Bisogna chiedersi, quindi, perché si vogliano quantificare i bisogni sanitari della popolazione. Se è per una conoscenza epidemiologica descrittiva, questa è perlopiù ottenibile, seppur con un certo grado di approssimazione. Se, invece, lo scopo è la quantificazione dei servizi, allora questo è possibile solo per specifiche patologie ben individuate e con processi assistenziali sufficientemente definibili.

La programmazione dei servizi, invece, si può impostare maggiormente rilevando gli attuali flussi delle prestazioni erogate: se questi sono inferiori o superiori alle capacità dell’offerta, questa deve essere correttamente adeguata. Nel caso di una domanda superiore all’offerta, comunque, sarà sempre necessario chiedersi quale sia il grado di appropriatezza della domanda. Un principio che gli economisti sanitari danno per scontato è che l’offerta ha un notevole grado di capacità di indurre la domanda, anche se non appropriata.

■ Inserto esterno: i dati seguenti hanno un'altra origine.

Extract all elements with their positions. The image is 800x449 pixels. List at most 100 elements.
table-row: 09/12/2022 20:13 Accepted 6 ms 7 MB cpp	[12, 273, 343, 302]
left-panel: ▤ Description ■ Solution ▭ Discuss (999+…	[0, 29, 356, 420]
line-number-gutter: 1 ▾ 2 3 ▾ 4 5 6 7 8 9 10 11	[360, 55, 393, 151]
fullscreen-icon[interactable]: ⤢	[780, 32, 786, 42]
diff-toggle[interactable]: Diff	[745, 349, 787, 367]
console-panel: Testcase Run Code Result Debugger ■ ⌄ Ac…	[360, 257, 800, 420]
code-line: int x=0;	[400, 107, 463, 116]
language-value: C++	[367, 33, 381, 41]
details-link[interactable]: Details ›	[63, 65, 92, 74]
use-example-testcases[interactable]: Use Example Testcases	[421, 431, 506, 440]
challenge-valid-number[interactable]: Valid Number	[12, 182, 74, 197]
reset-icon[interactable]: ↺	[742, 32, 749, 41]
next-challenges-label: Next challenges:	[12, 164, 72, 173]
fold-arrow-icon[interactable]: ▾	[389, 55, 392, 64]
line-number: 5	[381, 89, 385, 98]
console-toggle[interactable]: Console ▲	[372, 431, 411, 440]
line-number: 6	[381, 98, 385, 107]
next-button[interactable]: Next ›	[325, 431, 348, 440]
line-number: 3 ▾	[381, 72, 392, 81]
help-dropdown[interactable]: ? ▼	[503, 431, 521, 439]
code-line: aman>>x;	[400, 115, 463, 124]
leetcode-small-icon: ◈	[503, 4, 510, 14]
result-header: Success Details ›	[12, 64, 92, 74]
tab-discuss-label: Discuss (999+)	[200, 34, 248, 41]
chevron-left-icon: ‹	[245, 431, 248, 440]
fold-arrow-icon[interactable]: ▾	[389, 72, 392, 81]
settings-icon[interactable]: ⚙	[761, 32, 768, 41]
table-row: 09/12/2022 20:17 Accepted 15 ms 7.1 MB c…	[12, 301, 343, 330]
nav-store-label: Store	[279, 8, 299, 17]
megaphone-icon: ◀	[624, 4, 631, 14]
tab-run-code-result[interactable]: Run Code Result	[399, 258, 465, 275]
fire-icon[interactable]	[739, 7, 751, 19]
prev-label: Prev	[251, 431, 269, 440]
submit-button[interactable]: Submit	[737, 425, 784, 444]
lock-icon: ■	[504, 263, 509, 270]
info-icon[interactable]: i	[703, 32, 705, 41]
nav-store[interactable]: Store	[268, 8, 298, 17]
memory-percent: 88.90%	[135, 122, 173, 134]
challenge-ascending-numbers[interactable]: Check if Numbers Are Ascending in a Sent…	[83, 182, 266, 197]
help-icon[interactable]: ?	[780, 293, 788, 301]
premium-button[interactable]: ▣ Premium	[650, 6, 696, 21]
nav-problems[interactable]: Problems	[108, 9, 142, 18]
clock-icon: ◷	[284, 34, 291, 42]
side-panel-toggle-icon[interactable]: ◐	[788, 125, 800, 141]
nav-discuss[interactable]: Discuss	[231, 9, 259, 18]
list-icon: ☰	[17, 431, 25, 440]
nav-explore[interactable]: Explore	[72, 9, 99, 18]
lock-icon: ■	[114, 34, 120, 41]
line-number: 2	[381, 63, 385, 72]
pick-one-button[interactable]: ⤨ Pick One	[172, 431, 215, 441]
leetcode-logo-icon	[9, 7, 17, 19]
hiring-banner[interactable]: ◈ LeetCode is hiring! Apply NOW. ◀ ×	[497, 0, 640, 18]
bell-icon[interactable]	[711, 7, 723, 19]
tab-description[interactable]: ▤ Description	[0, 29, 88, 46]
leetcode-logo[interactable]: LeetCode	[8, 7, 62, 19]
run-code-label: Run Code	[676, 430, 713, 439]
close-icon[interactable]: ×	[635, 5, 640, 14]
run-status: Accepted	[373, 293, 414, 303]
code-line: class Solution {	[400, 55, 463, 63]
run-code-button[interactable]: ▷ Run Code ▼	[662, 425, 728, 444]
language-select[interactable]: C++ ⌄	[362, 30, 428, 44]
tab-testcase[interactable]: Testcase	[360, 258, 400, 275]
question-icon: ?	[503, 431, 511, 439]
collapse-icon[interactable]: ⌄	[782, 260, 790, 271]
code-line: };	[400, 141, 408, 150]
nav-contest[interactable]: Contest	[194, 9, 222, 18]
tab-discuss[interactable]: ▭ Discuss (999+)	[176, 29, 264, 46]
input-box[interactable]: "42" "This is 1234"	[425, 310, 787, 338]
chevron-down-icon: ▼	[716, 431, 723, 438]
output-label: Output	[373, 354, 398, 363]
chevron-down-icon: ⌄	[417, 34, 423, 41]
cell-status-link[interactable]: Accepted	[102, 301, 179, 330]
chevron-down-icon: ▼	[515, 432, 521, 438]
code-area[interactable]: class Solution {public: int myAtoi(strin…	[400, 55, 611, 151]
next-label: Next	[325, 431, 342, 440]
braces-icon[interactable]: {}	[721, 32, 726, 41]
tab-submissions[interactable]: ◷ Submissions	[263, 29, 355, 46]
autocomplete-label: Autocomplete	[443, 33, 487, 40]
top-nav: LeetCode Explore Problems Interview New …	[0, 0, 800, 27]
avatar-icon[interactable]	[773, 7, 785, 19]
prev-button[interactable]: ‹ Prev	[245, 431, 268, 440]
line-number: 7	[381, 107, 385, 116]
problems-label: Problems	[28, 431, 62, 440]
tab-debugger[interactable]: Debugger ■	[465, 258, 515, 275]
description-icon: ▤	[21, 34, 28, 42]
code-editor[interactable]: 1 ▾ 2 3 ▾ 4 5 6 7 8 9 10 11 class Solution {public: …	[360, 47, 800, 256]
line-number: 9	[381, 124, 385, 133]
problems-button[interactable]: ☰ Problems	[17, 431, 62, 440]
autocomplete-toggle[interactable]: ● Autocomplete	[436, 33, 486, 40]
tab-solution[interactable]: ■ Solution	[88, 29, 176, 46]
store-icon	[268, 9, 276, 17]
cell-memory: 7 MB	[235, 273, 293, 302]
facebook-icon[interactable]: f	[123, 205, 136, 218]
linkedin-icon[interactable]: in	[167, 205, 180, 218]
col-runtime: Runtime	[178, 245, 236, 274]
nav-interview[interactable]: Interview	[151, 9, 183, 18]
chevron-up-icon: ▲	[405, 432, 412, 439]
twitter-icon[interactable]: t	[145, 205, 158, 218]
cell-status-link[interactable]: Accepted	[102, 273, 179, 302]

Ancora più complesso è riuscire a valutare gli esiti (box 6) dell’assistenza, se non in termini di durata della patologia, di frequenza delle recidive o delle complicanze o di misura della letalità. La valutazione di situazioni specifiche può spesso essere effettuata, ma la valutazione globale del SSN in termini di efficacia rimane difficile, perché i fattori che entrano in gioco sono molti e non è sempre facile distinguerli.

Credo che ci si dovrebbe limitare a creare indicatori sufficientemente consistenti, seppur non specifici, utilizzando i valori dei consumi e correggendoli con parametri capaci di stimare la complessità dei bisogni e via via correggendoli in virtù dei confronti con la realtà dei ricorsi ai servizi. Per alcune patologie specifiche, invece, sarà importante, quando possibile, produrre misure dei bisogni assistenziali per indirizzare la programmazione dei servizi. Un’alternativa è svolgere indagini su un campione per stimare i bisogni per categoria di soggetti e riportare i valori al totale della popolazione, suddivisa per le stesse categorie.

Ma, al di là di tutte le difficoltà teoriche, è importante che i sistemi informativi siano orientati non solo a un utilizzo amministrativo, ma sempre più anche a un utilizzo epidemiologico, limitando con i dovuti accorgimenti gli ostacoli per l’utilizzo posti dalla normativa sulla privacy, soprattutto facendo in modo che nel sistema sanitario sia realmente garantita a sufficienza la presenza delle competenze statistiche, epidemiologiche, informatiche ed economico-sanitarie.